Spatial Attention-based Distribution Integration Network for Human Pose Estimation

In recent years, human pose estimation has made significant progress through the implementation of deep learning techniques. However, these techniques still face limitations when confronted with challenging scenarios, including occlusion, diverse appearances, variations in illumination, and overlap. To cope with such drawbacks, we present the Spatial Attention-based Distribution Integration Network (SADI-NET) to improve the accuracy of localization in such situations. Our network consists of three efficient models: the receptive fortified module (RFM), spatial fusion module (SFM), and distribution learning module (DLM).
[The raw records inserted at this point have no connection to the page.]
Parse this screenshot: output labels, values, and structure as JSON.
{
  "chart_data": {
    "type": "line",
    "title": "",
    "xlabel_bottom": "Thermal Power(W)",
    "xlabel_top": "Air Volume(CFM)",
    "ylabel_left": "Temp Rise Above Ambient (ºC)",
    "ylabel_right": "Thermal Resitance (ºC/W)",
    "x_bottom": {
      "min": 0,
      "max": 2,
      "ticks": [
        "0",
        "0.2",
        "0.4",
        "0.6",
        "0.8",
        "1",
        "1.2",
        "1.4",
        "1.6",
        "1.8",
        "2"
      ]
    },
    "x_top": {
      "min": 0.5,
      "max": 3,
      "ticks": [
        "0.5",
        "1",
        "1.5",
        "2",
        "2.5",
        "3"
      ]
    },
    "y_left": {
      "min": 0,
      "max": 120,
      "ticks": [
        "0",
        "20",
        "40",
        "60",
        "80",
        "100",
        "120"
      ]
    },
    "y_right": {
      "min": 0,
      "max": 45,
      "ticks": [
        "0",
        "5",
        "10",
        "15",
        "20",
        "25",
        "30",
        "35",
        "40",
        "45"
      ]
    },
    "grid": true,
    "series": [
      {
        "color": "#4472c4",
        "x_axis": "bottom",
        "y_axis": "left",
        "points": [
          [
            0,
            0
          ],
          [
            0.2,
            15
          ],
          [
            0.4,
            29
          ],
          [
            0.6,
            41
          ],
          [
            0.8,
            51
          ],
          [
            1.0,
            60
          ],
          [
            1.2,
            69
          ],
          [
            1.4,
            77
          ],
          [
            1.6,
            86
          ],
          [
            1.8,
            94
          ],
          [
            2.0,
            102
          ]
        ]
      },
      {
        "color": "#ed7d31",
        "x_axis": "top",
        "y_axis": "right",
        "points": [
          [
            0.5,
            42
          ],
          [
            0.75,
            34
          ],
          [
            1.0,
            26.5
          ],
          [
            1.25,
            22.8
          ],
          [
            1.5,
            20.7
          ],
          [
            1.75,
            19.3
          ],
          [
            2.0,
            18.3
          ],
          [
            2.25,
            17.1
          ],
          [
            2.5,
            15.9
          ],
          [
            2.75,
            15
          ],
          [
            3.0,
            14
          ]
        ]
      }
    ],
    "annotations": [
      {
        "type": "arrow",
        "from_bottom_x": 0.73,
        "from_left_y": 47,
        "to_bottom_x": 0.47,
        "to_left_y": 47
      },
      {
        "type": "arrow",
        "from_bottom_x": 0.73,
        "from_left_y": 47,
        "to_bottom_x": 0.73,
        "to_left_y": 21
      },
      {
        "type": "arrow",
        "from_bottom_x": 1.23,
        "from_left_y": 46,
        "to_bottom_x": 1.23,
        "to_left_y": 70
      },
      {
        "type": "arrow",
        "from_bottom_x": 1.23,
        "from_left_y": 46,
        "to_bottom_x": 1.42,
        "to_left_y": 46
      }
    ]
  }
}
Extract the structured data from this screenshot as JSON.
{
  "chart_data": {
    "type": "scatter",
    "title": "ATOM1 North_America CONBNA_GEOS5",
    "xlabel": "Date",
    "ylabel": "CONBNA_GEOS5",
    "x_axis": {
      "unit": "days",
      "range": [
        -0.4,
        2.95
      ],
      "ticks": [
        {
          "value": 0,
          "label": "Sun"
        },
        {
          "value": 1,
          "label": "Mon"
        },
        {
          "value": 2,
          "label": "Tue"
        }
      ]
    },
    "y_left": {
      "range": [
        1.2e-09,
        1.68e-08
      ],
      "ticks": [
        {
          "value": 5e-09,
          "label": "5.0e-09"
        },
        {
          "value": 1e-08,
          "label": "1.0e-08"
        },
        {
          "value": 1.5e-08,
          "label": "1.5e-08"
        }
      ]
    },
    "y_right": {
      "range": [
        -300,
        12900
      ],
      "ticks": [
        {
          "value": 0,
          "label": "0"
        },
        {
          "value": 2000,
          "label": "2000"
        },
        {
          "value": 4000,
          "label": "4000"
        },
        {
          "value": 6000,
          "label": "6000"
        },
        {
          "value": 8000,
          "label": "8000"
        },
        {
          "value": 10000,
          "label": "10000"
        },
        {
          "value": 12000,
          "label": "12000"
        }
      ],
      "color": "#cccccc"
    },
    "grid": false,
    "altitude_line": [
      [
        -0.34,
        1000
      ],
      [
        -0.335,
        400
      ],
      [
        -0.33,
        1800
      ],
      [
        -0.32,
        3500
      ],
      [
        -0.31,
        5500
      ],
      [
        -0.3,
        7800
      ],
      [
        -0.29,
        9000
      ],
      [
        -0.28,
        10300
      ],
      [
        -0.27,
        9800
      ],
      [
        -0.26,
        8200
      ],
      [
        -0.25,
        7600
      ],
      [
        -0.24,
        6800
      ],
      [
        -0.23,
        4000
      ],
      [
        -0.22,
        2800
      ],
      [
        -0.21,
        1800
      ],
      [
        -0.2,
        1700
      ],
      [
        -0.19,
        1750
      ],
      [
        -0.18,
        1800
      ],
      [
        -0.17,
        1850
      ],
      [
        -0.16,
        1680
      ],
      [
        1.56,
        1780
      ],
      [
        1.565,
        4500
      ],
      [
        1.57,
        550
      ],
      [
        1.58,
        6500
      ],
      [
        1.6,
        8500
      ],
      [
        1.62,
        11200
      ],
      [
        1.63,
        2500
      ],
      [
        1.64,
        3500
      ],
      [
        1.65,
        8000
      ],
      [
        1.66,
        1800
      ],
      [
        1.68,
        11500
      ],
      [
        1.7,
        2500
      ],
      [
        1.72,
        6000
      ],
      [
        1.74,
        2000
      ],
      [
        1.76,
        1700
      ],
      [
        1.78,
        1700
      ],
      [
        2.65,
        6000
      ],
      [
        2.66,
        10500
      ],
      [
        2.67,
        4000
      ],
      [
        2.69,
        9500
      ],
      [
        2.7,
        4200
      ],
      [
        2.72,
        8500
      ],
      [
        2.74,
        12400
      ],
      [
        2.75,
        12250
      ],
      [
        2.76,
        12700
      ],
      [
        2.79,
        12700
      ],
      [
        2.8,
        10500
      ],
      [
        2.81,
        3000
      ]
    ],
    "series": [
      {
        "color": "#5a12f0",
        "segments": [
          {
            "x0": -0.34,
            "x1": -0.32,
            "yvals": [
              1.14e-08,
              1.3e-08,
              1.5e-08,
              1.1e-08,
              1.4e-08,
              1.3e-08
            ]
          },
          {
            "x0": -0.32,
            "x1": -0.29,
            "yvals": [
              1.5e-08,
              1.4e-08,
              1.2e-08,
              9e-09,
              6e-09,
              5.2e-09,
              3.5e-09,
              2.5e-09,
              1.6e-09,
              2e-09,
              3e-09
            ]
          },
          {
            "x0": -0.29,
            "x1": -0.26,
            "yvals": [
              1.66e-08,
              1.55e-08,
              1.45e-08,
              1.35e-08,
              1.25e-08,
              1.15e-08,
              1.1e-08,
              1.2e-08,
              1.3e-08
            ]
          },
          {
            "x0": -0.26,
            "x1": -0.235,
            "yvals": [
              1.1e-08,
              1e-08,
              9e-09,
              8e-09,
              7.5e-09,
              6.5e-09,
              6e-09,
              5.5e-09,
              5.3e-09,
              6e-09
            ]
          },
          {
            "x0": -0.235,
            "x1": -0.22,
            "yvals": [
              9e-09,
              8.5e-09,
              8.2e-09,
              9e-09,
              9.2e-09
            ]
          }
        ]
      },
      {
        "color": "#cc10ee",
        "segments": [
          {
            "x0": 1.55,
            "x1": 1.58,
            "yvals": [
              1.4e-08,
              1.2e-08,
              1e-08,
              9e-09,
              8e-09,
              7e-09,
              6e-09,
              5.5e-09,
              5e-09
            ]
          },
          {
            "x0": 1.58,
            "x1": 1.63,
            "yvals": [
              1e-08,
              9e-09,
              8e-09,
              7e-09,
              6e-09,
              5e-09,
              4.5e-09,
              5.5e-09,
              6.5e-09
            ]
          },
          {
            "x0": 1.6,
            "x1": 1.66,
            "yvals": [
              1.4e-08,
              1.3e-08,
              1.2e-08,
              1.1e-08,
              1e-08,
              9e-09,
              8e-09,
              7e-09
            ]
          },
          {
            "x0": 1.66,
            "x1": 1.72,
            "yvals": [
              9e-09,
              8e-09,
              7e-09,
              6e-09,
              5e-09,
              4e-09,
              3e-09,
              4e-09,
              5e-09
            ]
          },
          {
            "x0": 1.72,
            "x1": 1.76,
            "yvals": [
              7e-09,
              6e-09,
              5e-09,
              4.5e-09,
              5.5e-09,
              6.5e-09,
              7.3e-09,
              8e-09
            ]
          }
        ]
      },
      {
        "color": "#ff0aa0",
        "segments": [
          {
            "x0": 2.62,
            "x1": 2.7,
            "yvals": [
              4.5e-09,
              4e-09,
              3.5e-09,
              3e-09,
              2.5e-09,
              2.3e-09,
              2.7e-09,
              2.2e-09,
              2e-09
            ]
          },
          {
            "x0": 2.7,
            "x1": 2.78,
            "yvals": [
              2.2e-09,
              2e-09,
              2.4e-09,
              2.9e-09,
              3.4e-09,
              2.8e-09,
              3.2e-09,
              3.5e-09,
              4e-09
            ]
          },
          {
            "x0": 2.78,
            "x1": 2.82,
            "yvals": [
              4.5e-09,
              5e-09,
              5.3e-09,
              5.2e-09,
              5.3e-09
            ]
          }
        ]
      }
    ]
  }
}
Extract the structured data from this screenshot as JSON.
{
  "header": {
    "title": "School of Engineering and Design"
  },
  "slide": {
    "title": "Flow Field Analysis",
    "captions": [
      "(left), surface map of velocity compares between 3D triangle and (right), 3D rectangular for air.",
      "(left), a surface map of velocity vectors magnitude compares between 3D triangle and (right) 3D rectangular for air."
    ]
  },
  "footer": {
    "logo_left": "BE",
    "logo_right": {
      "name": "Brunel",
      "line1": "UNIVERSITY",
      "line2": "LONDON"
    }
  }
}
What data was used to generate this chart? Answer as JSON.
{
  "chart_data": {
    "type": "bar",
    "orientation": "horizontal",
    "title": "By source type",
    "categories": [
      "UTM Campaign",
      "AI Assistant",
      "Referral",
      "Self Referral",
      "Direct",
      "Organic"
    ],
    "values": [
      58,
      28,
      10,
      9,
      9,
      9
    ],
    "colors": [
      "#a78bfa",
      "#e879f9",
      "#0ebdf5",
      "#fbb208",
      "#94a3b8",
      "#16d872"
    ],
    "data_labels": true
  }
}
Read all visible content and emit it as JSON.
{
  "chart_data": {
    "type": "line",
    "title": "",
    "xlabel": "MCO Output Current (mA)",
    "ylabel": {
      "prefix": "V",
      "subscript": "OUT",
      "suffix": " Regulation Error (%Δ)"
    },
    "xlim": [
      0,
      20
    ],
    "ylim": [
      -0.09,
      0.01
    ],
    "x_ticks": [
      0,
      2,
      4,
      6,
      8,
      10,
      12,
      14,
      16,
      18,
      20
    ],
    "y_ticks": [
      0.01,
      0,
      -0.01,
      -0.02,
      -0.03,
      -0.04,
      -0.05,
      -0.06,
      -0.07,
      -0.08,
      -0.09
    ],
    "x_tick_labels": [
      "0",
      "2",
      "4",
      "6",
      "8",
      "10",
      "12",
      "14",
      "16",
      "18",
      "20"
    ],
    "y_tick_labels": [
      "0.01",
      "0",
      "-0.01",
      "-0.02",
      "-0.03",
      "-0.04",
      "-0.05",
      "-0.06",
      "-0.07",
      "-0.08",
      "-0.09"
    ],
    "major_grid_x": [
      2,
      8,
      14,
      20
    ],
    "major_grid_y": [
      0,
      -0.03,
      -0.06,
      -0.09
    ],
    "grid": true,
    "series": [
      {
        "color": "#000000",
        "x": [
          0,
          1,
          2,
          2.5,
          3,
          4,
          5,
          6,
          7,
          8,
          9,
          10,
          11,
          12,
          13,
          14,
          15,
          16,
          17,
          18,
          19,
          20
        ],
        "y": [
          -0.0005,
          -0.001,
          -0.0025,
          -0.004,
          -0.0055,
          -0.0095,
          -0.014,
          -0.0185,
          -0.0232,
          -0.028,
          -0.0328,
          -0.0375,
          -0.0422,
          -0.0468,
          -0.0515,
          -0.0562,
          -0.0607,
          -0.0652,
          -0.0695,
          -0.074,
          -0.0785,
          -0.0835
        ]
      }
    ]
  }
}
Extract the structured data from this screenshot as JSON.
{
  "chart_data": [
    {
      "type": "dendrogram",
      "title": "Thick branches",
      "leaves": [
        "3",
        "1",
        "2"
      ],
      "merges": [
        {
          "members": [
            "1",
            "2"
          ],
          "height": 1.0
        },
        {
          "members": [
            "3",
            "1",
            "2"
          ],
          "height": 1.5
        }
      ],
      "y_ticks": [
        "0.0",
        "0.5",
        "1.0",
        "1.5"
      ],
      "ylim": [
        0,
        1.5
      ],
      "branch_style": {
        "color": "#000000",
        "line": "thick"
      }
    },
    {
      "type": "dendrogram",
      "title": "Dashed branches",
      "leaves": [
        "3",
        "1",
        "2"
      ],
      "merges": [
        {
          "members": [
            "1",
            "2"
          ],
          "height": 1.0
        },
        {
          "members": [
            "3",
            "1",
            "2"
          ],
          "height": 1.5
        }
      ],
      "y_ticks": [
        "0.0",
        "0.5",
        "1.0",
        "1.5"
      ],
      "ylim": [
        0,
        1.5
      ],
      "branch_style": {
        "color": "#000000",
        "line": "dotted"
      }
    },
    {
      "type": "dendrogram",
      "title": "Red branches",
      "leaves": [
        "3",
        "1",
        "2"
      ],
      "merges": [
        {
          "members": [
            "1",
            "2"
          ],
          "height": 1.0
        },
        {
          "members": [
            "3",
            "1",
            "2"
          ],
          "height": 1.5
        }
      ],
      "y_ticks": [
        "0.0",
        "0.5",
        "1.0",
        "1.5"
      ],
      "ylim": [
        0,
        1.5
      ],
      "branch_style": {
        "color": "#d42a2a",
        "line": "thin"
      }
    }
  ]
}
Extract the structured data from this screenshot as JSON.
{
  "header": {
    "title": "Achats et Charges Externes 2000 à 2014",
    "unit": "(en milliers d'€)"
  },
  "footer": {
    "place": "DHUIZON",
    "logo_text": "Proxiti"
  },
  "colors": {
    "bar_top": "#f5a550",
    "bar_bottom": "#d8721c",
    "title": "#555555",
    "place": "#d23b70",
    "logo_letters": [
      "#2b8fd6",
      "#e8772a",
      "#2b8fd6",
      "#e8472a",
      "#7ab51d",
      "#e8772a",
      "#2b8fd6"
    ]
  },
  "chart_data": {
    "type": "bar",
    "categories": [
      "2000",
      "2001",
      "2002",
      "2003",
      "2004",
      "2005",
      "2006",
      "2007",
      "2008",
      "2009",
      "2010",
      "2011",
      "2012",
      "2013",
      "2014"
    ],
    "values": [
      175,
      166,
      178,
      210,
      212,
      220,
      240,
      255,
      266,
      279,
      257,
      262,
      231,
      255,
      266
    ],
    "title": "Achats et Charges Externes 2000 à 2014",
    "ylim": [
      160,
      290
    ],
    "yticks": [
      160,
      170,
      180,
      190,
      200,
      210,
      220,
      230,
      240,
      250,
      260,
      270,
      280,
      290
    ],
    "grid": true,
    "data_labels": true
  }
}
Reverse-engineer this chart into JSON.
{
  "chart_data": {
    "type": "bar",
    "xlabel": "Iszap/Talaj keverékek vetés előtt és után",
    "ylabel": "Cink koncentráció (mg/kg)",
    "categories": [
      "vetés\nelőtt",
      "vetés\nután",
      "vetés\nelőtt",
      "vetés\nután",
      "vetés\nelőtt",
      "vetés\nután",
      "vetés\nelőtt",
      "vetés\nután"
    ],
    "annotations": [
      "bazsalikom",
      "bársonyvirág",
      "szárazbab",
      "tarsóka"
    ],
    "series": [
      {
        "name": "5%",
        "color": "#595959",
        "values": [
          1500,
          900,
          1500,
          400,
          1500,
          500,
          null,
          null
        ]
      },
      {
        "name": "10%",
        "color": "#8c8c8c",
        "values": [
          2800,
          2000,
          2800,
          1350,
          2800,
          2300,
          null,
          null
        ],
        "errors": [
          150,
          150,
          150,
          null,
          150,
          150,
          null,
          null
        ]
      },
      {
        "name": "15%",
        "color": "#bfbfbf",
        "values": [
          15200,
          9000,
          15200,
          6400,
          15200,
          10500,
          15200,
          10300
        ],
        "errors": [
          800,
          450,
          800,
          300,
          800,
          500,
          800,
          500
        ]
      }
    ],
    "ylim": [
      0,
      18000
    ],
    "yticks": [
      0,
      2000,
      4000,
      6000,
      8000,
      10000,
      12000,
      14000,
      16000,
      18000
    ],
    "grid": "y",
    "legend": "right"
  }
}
Building upon the classic HourglassNet architecture, we replace the basic block with our proposed RFM. The RFM incorporates a dilated residual block and attention mechanism to expand receptive fields while enhancing sensitivity to spatial information. In addition, the SFM incorporates multi-scale characteristics by employing both global and local attention mechanisms. Furthermore, the DLM, inspired by residual log-likelihood estimation (RLE), reconfigures a predicted heatmap using a trainable distribution weight. For the purpose of determining the efficacy of our model, we conducted extensive experiments on the MPII and LSP benchmarks. Particularly, our model obtained a remarkable $92.10\%$ percent accuracy on the MPII test dataset, demonstrating significant improvements over existing models and establishing state-of-the-art performance.